Sr. Quality Assurance Specialist (GLP)

Amador Bioscience (AmadorBio) is a Translational & Clinical Pharmacology CRO providing global-standard services in quantitative clinical pharmacology, GLP/GCLP bioanalysis, clinical research, and regulatory filing to leading biopharmaceutical companies. Our clients include multinational pharmaceuticals and mid- and small-size biotech companies.

Reporting to the Sr. Quality Assurance Manager, this role is responsible for administering quality systems supporting compliant nonclinical laboratory study Good Laboratory Practice (GLP) and or phases thereof and testing activities producing primary or secondary endpoints of clinical studies Good Clinical Laboratory Practice (GCLP). Assure Test Site Management (TSM) that facilities, equipment, personnel, methods, practices, records, and controls are in conformance of regulations.

Key Responsibilities

• Facilitate company compliance of GLP and GCLP and GCPs for FDA and applicable international regulations.
• Contribute to the company Master Schedule.
• Writing and updating QA Standard Operating Procedures (SOP’s), QA Files, and QA Audit Log.
• Assure QA department inspection reports and any other supporting documentation or required records are processed and archived, as appropriate.
• Monitor regulatory landscape and interpret regulatory requirements for application to business processes and procedures, and corporate Risk Register.
• Review Standard Operating Procedures (SOPs) and Statistical Analysis Plans (SAP).
• Assure GLP protocol requirements are met by auditing phase specific raw data, data summary tables, draft and final phase reports associated with nonclinical studies or bioanalytical sample analysis protocols to evaluate regulatory compliance.
• Provide basic GLP and GCLP training as needed.
• Plan, conduct and report inspections of the internal facilities to TSM.
• Plan, conduct and report audits of external vendors to assess compliance with regulations, industry standards, and best practices.
• Identify regulatory compliance issues and provide regulatory support to departments.
• Contribute to the monthly status report of the company's compliance with GLP and GCLP regulations including problems and corrective action.
• Represent QA in test site and project specific meetings.
• Establish and maintain a state of inspection readiness including test site specific folder.
• Host client and regulatory inspections including preparing responses of findings thereof.
• Perform all other related duties as assigned and relevant to job title.

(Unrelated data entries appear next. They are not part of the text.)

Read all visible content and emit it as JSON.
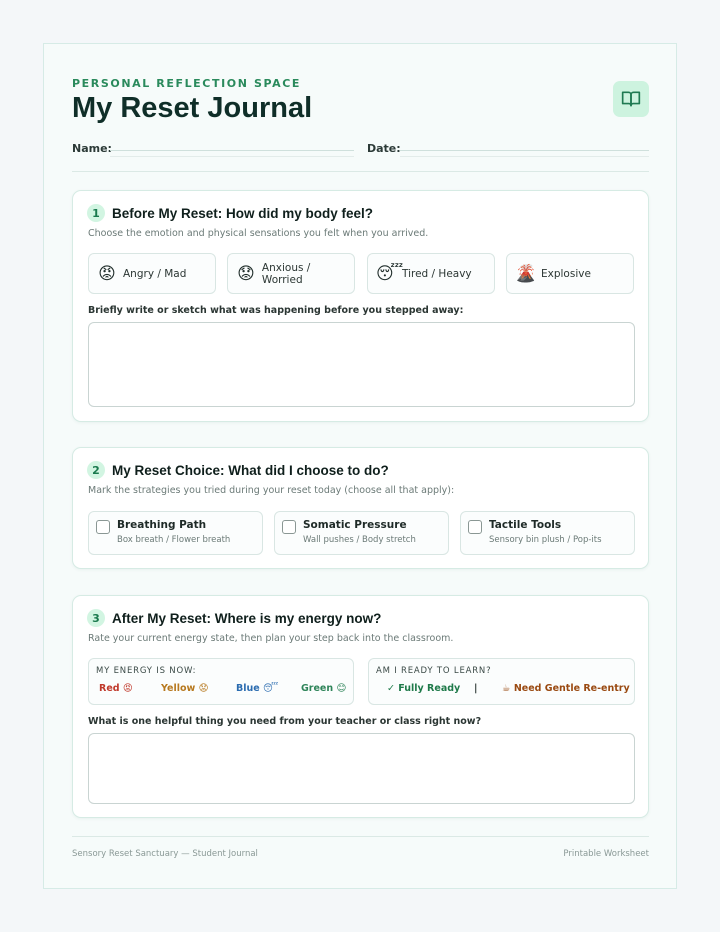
{
  "header": {
    "kicker": "PERSONAL REFLECTION SPACE",
    "title": "My Reset Journal",
    "logo_icon": "open-book-icon",
    "name_label": "Name:",
    "date_label": "Date:"
  },
  "section1": {
    "number": "1",
    "title": "Before My Reset: How did my body feel?",
    "subtitle": "Choose the emotion and physical sensations you felt when you arrived.",
    "emotions": [
      {
        "emoji": "😡",
        "label": "Angry / Mad"
      },
      {
        "emoji": "😟",
        "label": "Anxious / Worried"
      },
      {
        "emoji": "😴",
        "label": "Tired / Heavy"
      },
      {
        "emoji": "🌋",
        "label": "Explosive"
      }
    ],
    "prompt": "Briefly write or sketch what was happening before you stepped away:"
  },
  "section2": {
    "number": "2",
    "title": "My Reset Choice: What did I choose to do?",
    "subtitle": "Mark the strategies you tried during your reset today (choose all that apply):",
    "strategies": [
      {
        "title": "Breathing Path",
        "detail": "Box breath / Flower breath"
      },
      {
        "title": "Somatic Pressure",
        "detail": "Wall pushes / Body stretch"
      },
      {
        "title": "Tactile Tools",
        "detail": "Sensory bin plush / Pop-its"
      }
    ]
  },
  "section3": {
    "number": "3",
    "title": "After My Reset: Where is my energy now?",
    "subtitle": "Rate your current energy state, then plan your step back into the classroom.",
    "energy_caption": "MY ENERGY IS NOW:",
    "energy_options": [
      "Red 😡",
      "Yellow 😟",
      "Blue 😴",
      "Green 😊"
    ],
    "ready_caption": "AM I READY TO LEARN?",
    "ready_yes": "✓ Fully Ready",
    "ready_sep": "|",
    "ready_gentle": "☕ Need Gentle Re-entry",
    "prompt": "What is one helpful thing you need from your teacher or class right now?"
  },
  "footer": {
    "left": "Sensory Reset Sanctuary — Student Journal",
    "right": "Printable Worksheet"
  },
  "colors": {
    "accent": "#2a8a5c",
    "red": "#c0392b",
    "yellow": "#b7791f",
    "blue": "#2b6cb0",
    "green": "#2f855a"
  }
}
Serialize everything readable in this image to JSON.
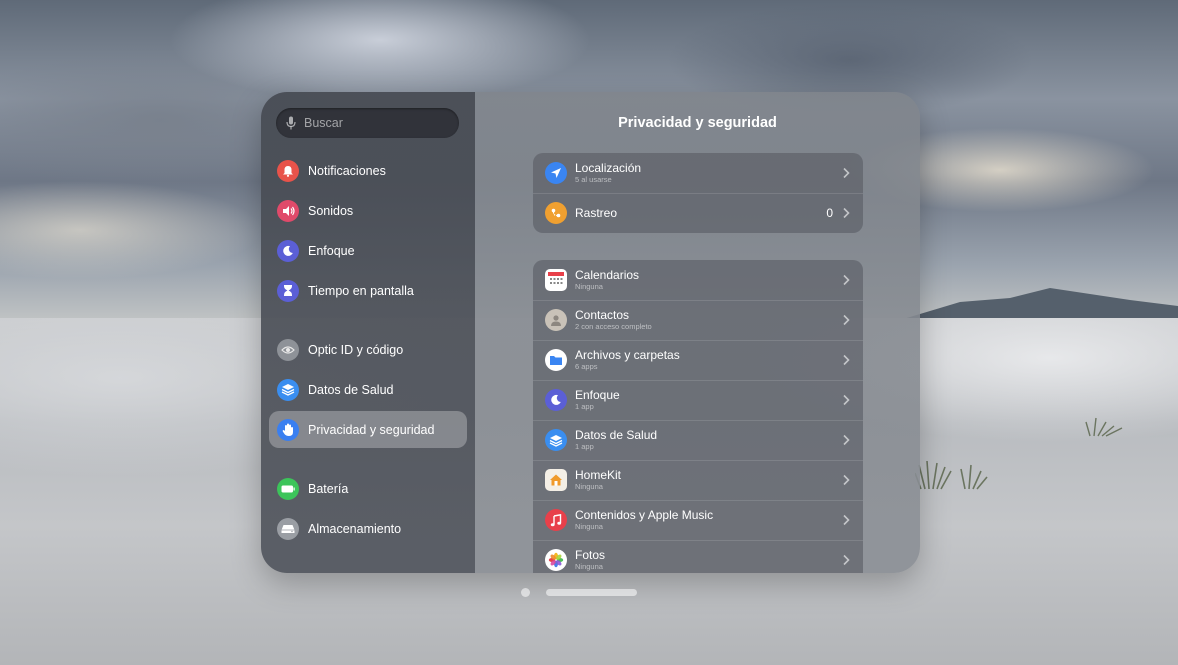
{
  "search": {
    "placeholder": "Buscar"
  },
  "sidebar": {
    "items": [
      {
        "label": "Notificaciones",
        "icon": "bell-icon",
        "color": "#e8534a"
      },
      {
        "label": "Sonidos",
        "icon": "speaker-icon",
        "color": "#e04a6a"
      },
      {
        "label": "Enfoque",
        "icon": "moon-icon",
        "color": "#5b5fd6"
      },
      {
        "label": "Tiempo en pantalla",
        "icon": "hourglass-icon",
        "color": "#5b5fd6"
      },
      {
        "label": "Optic ID y código",
        "icon": "eye-icon",
        "color": "#8e9298"
      },
      {
        "label": "Datos de Salud",
        "icon": "health-stack-icon",
        "color": "#3a8ef0"
      },
      {
        "label": "Privacidad y seguridad",
        "icon": "hand-icon",
        "color": "#3a7ff0",
        "selected": true
      },
      {
        "label": "Batería",
        "icon": "battery-icon",
        "color": "#3cc45a"
      },
      {
        "label": "Almacenamiento",
        "icon": "drive-icon",
        "color": "#9a9ea4"
      }
    ]
  },
  "main": {
    "title": "Privacidad y seguridad",
    "group1": [
      {
        "label": "Localización",
        "sub": "5 al usarse",
        "icon": "location-arrow-icon",
        "color": "#3a85f2"
      },
      {
        "label": "Rastreo",
        "sub": "",
        "value": "0",
        "icon": "tracking-icon",
        "color": "#f0a030"
      }
    ],
    "group2": [
      {
        "label": "Calendarios",
        "sub": "Ninguna",
        "icon": "calendar-icon",
        "color": "#ffffff"
      },
      {
        "label": "Contactos",
        "sub": "2 con acceso completo",
        "icon": "contacts-icon",
        "color": "#c9c2b8"
      },
      {
        "label": "Archivos y carpetas",
        "sub": "6 apps",
        "icon": "folder-icon",
        "color": "#3a85f2"
      },
      {
        "label": "Enfoque",
        "sub": "1 app",
        "icon": "moon-icon",
        "color": "#5b5fd6"
      },
      {
        "label": "Datos de Salud",
        "sub": "1 app",
        "icon": "health-stack-icon",
        "color": "#3a8ef0"
      },
      {
        "label": "HomeKit",
        "sub": "Ninguna",
        "icon": "home-icon",
        "color": "#f4efe6"
      },
      {
        "label": "Contenidos y Apple Music",
        "sub": "Ninguna",
        "icon": "music-note-icon",
        "color": "#e8404a"
      },
      {
        "label": "Fotos",
        "sub": "Ninguna",
        "icon": "photos-icon",
        "color": "#ffffff"
      }
    ]
  }
}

Qualifications and Education Requirements

• Bachelor’s or Master’s degree in biology, immunology, chemistry, pharmacology, or other related scientific fields required;
• A minimum of 5 years relevant experience in Quality Assurance within a GLP-centered research or pharmaceutical industry setting.
• The ability to lead Quality audits.
• Knowledge of regulated bioanalysis. GCP/GCLP experience necessary.
• Goal-oriented, quality-conscientious, and client-focused.